Friday, March 6, 2009

T.O.'s Recession

“There are several teams that are interested in signing Terrell,” agent
Drew Rosenhaus wrote in a text message Friday to The Associated Press. “I have
been in negotiations with these teams. I will not identify these teams at this
time. Terrell and I expect to have a deal in place by the end of next week if
not sooner.”

This is like trying to check if former Bear Stearns CEO James Cayne has any new job offers by asking his mom; can it be considered newsworthy if the source of the news benefits from it? Cayne and Owens will both have a hard time finding work because of the destruction of their past employers. But if you’re out looking for a job, or negotiating on a house or car, what is your biggest bargaining chip…other offers! Nothing makes you more attractive for employment than competitors trying to secure your services. Nothing makes it easier to buy a house or car than a glut of similar cars and houses on the market that are willing to give you more for less, fabricated or not. Of course there are several teams who want T.O. according to his AGENT, who by the way, will make some decent pocket-change off any of the suckers he snake-charms into believing this.
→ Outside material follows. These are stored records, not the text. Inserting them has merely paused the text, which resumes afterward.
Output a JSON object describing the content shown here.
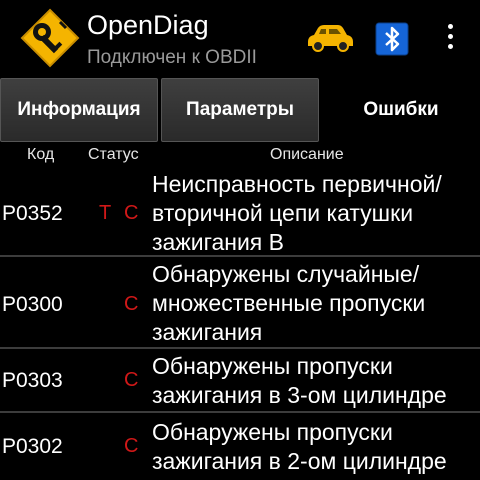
{
  "app": {
    "title": "OpenDiag",
    "subtitle": "Подключен к OBDII",
    "icon": "key-tag-icon",
    "accent_color": "#f5b400"
  },
  "toolbar": {
    "car_icon": "car-icon",
    "bluetooth_icon": "bluetooth-icon",
    "menu_icon": "overflow-menu-icon"
  },
  "tabs": [
    {
      "label": "Информация",
      "active": false
    },
    {
      "label": "Параметры",
      "active": false
    },
    {
      "label": "Ошибки",
      "active": true
    }
  ],
  "table": {
    "headers": {
      "code": "Код",
      "status": "Статус",
      "description": "Описание"
    },
    "status_color": "#d01818",
    "rows": [
      {
        "code": "P0352",
        "status_t": "T",
        "status_c": "C",
        "description": "Неисправность первичной/ вторичной цепи катушки зажигания B"
      },
      {
        "code": "P0300",
        "status_t": "",
        "status_c": "C",
        "description": "Обнаружены случайные/ множественные пропуски зажигания"
      },
      {
        "code": "P0303",
        "status_t": "",
        "status_c": "C",
        "description": "Обнаружены пропуски зажигания в 3-ом цилиндре"
      },
      {
        "code": "P0302",
        "status_t": "",
        "status_c": "C",
        "description": "Обнаружены пропуски зажигания в 2-ом цилиндре"
      }
    ]
  }
}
But back to whether this should have even been reported in the first place: if your source for a story will benefit in any way from the publication of the news is it ethical to publish it? This is exactly what happens when journalists query a CEO about his company’s fiscal health. The CEO most likely owns a great deal of stock in the company. That stock will rise if his company is given a sound financial prediction. He will make money off it (at least in the form of increased stock prices, it won’t become actual money unless he sells those shares), so why would you ask him how his company is doing? Shouldn’t a second, verifiable source be checked? Like public financial records in the case of corporations or NFL front offices in the case of T.O.

My Baby Brother wrote an interesting blog post about the death of a newspaper we both grew up around. I disagreed with the overall tone and some of his points, but one point he made corresponds well with this type of story: the need for news organizations to fill “space”. In TV news it is air-time, in print media it is number of pages to justify more advertisements. I know there is a concern among news organizations about being scooped by your competition. But the real losers with this kind of reporting is the overall field of journalism, it makes it harder for your competitors to do the right thing and follow-up on a 2nd, corroborating source when you aren’t doing it. But that is the nature of our current culture of information.

In related news, a new study reveals that sexual activity among 16 year old males is at 100% (source: 16 year old males).